Prof. Wainer is the Vice-President Conferences, and was a Vice-President
Publications and a member of the Board of Directors of SCS. He is Special
Issues Editor of SIMULATION, member of the Editorial Board of IEEE
Computing in Science and Engineering, Wireless Networks (Elsevier),
Journal of Defense Modeling and Simulation (SCS), and International
Journal of Simulation and Process Modelling (Inderscience). He is the head
of the Advanced Real-Time Simulation lab, located at Carleton University's
Centre for advanced Simulation and Visualization (V-Sim). He is also the
Director of the Ottawa Center of The McLeod Institute of Simulation
Sciences and chair of the Ottawa M&SNet. He has been the recipient of
various awards, including the IBM Eclipse Innovation Award, SCS Leadership
Award, and various Best Paper awards. He has been awarded Carleton
University's Research Achievement Award (2005-2006), the First Bernard P.
Zeigler DEVS Modeling and Simulation Award, and the SCS Outstanding
Professional Award (2011). His current research interests are related with
modelling methodologies and tools, parallel/distributed simulation and
real-time systems. His e-mail and web addresses are
<gwainer en sce.carleton.ca> and <www.sce.carleton.ca/faculty/wainer>.

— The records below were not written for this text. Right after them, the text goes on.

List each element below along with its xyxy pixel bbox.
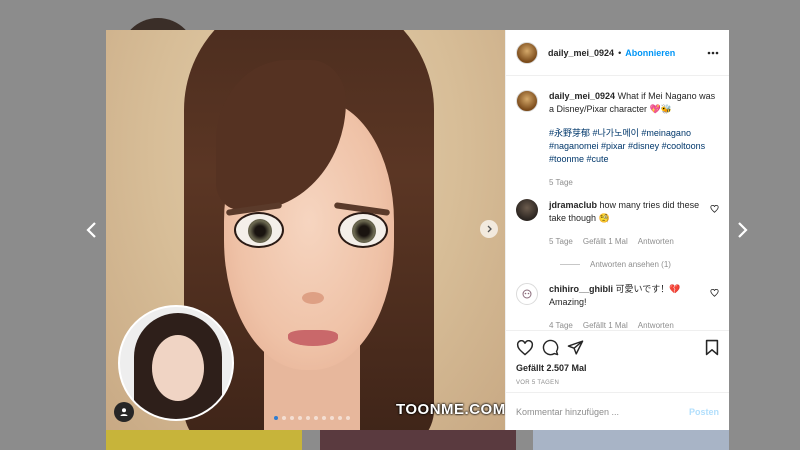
replies-divider xyxy=(560,264,580,265)
carousel-dot xyxy=(338,416,342,420)
carousel-next-button[interactable] xyxy=(480,220,498,238)
like-button[interactable] xyxy=(516,339,534,356)
author-avatar[interactable] xyxy=(516,90,538,112)
carousel-indicator xyxy=(274,416,350,420)
previous-post-button[interactable] xyxy=(80,218,104,242)
background-grid-post[interactable] xyxy=(320,430,516,450)
carousel-dot xyxy=(314,416,318,420)
heart-icon xyxy=(710,205,719,213)
post-side-panel: daily_mei_0924 • Abonnieren daily_mei_09… xyxy=(505,30,729,430)
comment-item: jdramaclub how many tries did these take… xyxy=(516,199,719,248)
comment-item: chihiro__ghibli 可愛いです！💔 Amazing! 4 Tage … xyxy=(516,283,719,332)
view-replies-label: Antworten ansehen (1) xyxy=(590,260,671,269)
comment-username[interactable]: chihiro__ghibli xyxy=(549,284,613,294)
reply-button[interactable]: Antworten xyxy=(638,235,674,248)
comment-username[interactable]: jdramaclub xyxy=(549,200,597,210)
comment-icon xyxy=(542,339,559,356)
author-avatar[interactable] xyxy=(516,41,538,64)
watermark-text: TOONME.COM xyxy=(396,401,505,418)
background-grid-post[interactable] xyxy=(533,430,729,450)
caption-item: daily_mei_0924 What if Mei Nagano was a … xyxy=(516,90,719,189)
caption-time[interactable]: 5 Tage xyxy=(549,176,573,189)
commenter-avatar[interactable] xyxy=(516,283,538,305)
photo-eye xyxy=(338,212,388,248)
carousel-dot xyxy=(298,416,302,420)
carousel-dot xyxy=(274,416,278,420)
view-replies-button[interactable]: Antworten ansehen (1) xyxy=(560,258,719,271)
comment-like-button[interactable] xyxy=(710,289,719,332)
user-tag-icon xyxy=(120,408,128,416)
comment-like-button[interactable] xyxy=(710,205,719,248)
carousel-dot xyxy=(306,416,310,420)
comments-list[interactable]: daily_mei_0924 What if Mei Nagano was a … xyxy=(506,76,729,336)
carousel-dot xyxy=(346,416,350,420)
chevron-right-icon xyxy=(487,225,492,233)
photo-nose xyxy=(302,292,324,304)
more-options-button[interactable] xyxy=(707,51,719,55)
add-comment-form: Posten xyxy=(506,392,729,430)
post-timestamp[interactable]: VOR 5 TAGEN xyxy=(516,380,719,386)
post-photo[interactable]: TOONME.COM xyxy=(106,30,505,430)
bookmark-icon xyxy=(705,339,719,356)
follow-button[interactable]: Abonnieren xyxy=(625,48,675,58)
caption-username[interactable]: daily_mei_0924 xyxy=(549,91,615,101)
carousel-dot xyxy=(290,416,294,420)
post-actions: Gefällt 2.507 Mal VOR 5 TAGEN xyxy=(506,330,729,386)
chevron-right-icon xyxy=(738,222,748,238)
inset-face xyxy=(152,335,204,401)
commenter-avatar[interactable] xyxy=(516,199,538,221)
comment-button[interactable] xyxy=(542,339,559,356)
more-icon xyxy=(707,51,719,54)
next-post-button[interactable] xyxy=(730,218,754,242)
original-photo-inset xyxy=(118,305,234,421)
comment-likes[interactable]: Gefällt 1 Mal xyxy=(583,235,628,248)
background-grid-post[interactable] xyxy=(106,430,302,450)
comment-time[interactable]: 5 Tage xyxy=(549,235,573,248)
tagged-users-button[interactable] xyxy=(114,402,134,422)
photo-mouth xyxy=(288,330,338,346)
heart-icon xyxy=(516,339,534,356)
carousel-dot xyxy=(322,416,326,420)
comment-input[interactable] xyxy=(516,406,689,417)
author-username[interactable]: daily_mei_0924 xyxy=(548,48,614,58)
share-button[interactable] xyxy=(567,339,584,356)
post-header: daily_mei_0924 • Abonnieren xyxy=(506,30,729,76)
save-button[interactable] xyxy=(705,339,719,356)
carousel-dot xyxy=(282,416,286,420)
chevron-left-icon xyxy=(86,222,96,238)
share-icon xyxy=(567,340,584,355)
avatar-illustration-icon xyxy=(522,289,532,299)
photo-eye xyxy=(234,212,284,248)
post-modal: TOONME.COM daily_mei_0924 • Abonnieren d… xyxy=(106,30,729,430)
likes-count[interactable]: Gefällt 2.507 Mal xyxy=(516,363,719,373)
carousel-dot xyxy=(330,416,334,420)
caption-hashtags[interactable]: #永野芽郁 #나가노메이 #meinagano #naganomei #pixa… xyxy=(549,127,719,166)
heart-icon xyxy=(710,289,719,297)
post-comment-button[interactable]: Posten xyxy=(689,407,719,417)
header-separator: • xyxy=(618,47,622,58)
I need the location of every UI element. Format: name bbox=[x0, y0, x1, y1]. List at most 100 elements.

CV resumido del Prof Chelst:
Kenneth Chelst is professor of operations research and Director of
Engineering Management in the Department of Industrial and Systems
Engineering at Wayne State University in Detroit, Michigan. He received
the Ph.D. degree in operations research from M.I.T. In 2011 Professor
Chelst was honored with the INFORMS Presidents’ Award for his work in high
school mathematics and for the application of OR to public safety
management. He is co-PI on Project MINDSET, a five-year $3 million NSF
project to develop and implement a high school mathematics course that is
driven by real-world scenarios and utilizes OR concepts that can be taught
to a wide range of high school students who have completed the algebra
curriculum. He is co-author Does this line ever move? Everyday
Applications of Operations Research which has been translated into
Spanish, Avanzara Esta Fila Alguna Vez?: Aplicaiones de la Investigacion
de Operaciones. As Director of Engineering Management, he oversees a
master’s degree program for Ford Motor Company engineers on a career path
to technical leadership. Every year, he guides working engineers in the
program as they address two or three strategic issues at Ford. One of
these team projects facilitated a projected savings of $250 million and
led to an Edelman Prize Finalist Award in 2000. Dr. Chelst is co-author
of the recently published, Value Added Decision Making for Managers.